Now, using concepts essentially abandoned for almost 50 years, the scientists have created the smallest and best-performing acoustic amplifiers yet. They have also created the first acoustic circulator, one far smaller than its typical counterparts.

“There was great work done on acoustic amplifiers in the late ‘60s and early ‘70s, but they came up with their ideas long before there were technological tools to really make them useful.”

Whereas a conventional amplifier uses electric power to amplify the strength of an electric signal, an acoustic amplifier uses electric power to increase the strength of an acoustic signal. Previous research explored making acoustic radio-frequency amplifiers decades ago, but the limits of past manufacturing technologies meant these devices performed too poorly to be useful. Boosting a 300-megahertz signal by a factor of 100 with the old acoustic amplifiers required devices at least 1 centimeter long, 2,000 volts, more than 3 watts of power, and also generated lots of heat.

Prior work tried enhancing acoustic devices using layers of semiconductor materials. However, to work well, these films had to be very thin and very high quality, and back then researchers were only capable of one or the other.

“There was great work done on acoustic amplifiers in the late ‘60s and early ‘70s, but they came up with their ideas long before there were technological tools to really make them useful,” Eichenfield says.

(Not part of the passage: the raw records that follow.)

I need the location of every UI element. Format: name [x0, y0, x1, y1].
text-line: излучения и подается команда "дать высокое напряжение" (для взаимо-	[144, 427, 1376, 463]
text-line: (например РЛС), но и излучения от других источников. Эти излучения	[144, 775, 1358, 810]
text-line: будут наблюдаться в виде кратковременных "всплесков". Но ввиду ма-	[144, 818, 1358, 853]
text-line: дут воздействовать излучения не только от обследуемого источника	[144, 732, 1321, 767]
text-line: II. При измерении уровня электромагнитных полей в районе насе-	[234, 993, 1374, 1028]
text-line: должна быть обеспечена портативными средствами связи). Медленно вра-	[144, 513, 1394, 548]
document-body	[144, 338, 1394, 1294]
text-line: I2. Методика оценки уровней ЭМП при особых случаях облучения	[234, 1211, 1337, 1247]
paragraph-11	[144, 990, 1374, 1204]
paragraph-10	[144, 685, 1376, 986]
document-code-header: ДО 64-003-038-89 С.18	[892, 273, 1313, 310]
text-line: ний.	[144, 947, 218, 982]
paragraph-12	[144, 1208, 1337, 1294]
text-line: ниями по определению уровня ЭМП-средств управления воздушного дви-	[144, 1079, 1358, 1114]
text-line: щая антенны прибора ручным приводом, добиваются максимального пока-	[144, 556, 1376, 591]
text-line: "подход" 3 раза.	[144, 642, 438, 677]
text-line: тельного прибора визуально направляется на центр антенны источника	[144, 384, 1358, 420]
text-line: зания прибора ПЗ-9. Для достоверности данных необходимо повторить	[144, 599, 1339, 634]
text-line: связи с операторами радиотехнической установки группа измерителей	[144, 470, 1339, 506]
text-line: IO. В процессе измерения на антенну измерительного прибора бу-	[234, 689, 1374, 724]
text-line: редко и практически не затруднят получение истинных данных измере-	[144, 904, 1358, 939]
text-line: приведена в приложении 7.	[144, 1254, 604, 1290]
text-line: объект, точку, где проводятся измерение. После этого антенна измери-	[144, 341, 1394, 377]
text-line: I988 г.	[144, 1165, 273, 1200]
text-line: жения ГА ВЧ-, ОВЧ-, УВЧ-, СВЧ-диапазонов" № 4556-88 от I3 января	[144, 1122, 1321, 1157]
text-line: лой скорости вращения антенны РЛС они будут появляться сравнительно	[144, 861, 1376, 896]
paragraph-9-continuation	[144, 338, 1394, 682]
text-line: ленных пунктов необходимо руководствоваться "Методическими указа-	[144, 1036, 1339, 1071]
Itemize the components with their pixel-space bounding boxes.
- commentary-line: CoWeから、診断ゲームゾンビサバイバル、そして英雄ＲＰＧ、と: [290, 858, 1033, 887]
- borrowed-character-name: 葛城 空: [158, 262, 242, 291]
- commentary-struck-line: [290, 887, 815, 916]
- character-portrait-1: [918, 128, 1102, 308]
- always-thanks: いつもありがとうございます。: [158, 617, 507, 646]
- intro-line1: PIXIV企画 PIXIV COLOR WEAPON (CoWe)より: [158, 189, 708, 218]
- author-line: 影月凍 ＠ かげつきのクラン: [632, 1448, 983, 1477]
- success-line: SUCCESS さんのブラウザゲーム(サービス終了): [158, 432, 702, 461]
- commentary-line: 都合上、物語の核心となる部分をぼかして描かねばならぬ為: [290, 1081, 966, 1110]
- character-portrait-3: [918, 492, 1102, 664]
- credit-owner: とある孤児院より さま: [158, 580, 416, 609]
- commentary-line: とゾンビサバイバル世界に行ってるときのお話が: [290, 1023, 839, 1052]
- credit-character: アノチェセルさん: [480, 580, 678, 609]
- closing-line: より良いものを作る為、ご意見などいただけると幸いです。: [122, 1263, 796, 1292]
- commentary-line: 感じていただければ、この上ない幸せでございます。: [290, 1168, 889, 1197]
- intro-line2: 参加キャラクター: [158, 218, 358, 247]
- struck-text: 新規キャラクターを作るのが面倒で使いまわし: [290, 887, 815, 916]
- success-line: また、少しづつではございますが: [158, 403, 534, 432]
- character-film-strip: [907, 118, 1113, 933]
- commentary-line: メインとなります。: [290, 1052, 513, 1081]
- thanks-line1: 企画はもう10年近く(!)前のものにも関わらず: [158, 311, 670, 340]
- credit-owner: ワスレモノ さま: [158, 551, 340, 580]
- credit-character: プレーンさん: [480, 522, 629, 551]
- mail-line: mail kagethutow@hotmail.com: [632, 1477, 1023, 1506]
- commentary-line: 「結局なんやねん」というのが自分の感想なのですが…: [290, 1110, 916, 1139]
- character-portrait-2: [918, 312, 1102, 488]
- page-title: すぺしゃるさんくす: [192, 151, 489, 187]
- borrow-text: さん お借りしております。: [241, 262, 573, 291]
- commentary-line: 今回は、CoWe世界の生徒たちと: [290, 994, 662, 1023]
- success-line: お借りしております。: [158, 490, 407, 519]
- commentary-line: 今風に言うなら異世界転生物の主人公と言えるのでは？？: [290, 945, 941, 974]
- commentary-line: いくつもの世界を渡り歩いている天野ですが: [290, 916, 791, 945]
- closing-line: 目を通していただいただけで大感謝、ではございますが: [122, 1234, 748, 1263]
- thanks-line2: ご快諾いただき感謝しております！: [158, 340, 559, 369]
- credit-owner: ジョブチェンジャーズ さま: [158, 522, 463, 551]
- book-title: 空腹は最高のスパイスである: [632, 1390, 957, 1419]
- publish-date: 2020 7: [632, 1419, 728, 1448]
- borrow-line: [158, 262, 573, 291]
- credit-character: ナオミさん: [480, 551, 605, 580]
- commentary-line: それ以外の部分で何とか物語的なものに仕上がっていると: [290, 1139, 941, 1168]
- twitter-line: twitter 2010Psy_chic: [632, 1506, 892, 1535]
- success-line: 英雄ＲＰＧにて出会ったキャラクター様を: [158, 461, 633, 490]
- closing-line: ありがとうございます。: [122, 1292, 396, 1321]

Using modern fabrication techniques, Eichenfield and his colleagues have created acoustic amplifiers using semiconducting indium gallium arsenide layers only 83 layers of atoms thick, roughly 1,000 times thinner than a human hair. These devices can boost a 300-megahertz acoustic signal by a factor of 100 while requiring only 500 microns of length, 36 volts and 20 milliwatts of power, and generating minimal heat.

The scientists created an acoustic amplifier for 276-megahertz frequency signals 450 by 250 microns in size. For 1.9-gigahertz frequency signals, the kind that carries much of modern cell phone traffic, the amplifier would need to be only 65 by 40 microns large, more than 10 times smaller than comparable electronic amplifiers.

The scientists also created the first acoustic circulator, a radio component that separates transmitted and received signals. “Circulators aren’t even used in most wireless technology unless the system itself is big,” Eichenfield says. “Gyromagnetic circulators are huge—they’re often the single biggest component in the entire radio-frequency signal processing chain.”

An acousto-electric chip, top, produced at Sandia National Laboratories includes a radio-frequency amplifier, circulator and filter. This acousto-electric chip includes a radio-frequency amplifier, circulator and filter.BRET LATTER

Whereas a conventional 2.45-gigahertz-frequency circulator might be 23.5 millimeters in diameter and 10 millimeters thick, a comparable acoustic circulator would be about 85 by 56 microns in length and width and maybe 500 microns thick, or about 91,000 times smaller in area and 1.8 million times smaller in volume, Eichenfield says.

“Most commercial wireless technology will not use circulators because of their size, but they would love to if they could, because they can double the available bandwidth, and it allows systems to use the same frequencies for transmission and reception,” Eichenfield says.

Still, “the big win is not necessarily just in a direct comparison between components,” Eichenfield says. Ultimately, “we want to do everything on just one chip using one technology.”

The scientists are now working to decrease the power consumption of the acoustic amplifiers—Eichenfield suggests they could reduce it a hundredfold “through a combination of improved materials properties and geometric optimization.” They also want to create acoustic versions of other radio components, such as mixers, oscillators and phase shifters, and see how well they perform.

It could take a while before these acoustic radio components make it to the market, “but I think we could start to see them in specialty applications where size is paramount,” Eichenfield says. “Maybe over time, the technology will get so good, it will become favorable to carry out entire radio-frequency signal processing domains via acoustics.”

The scientists detailed their findings online May 13 in the journal Nature Communications.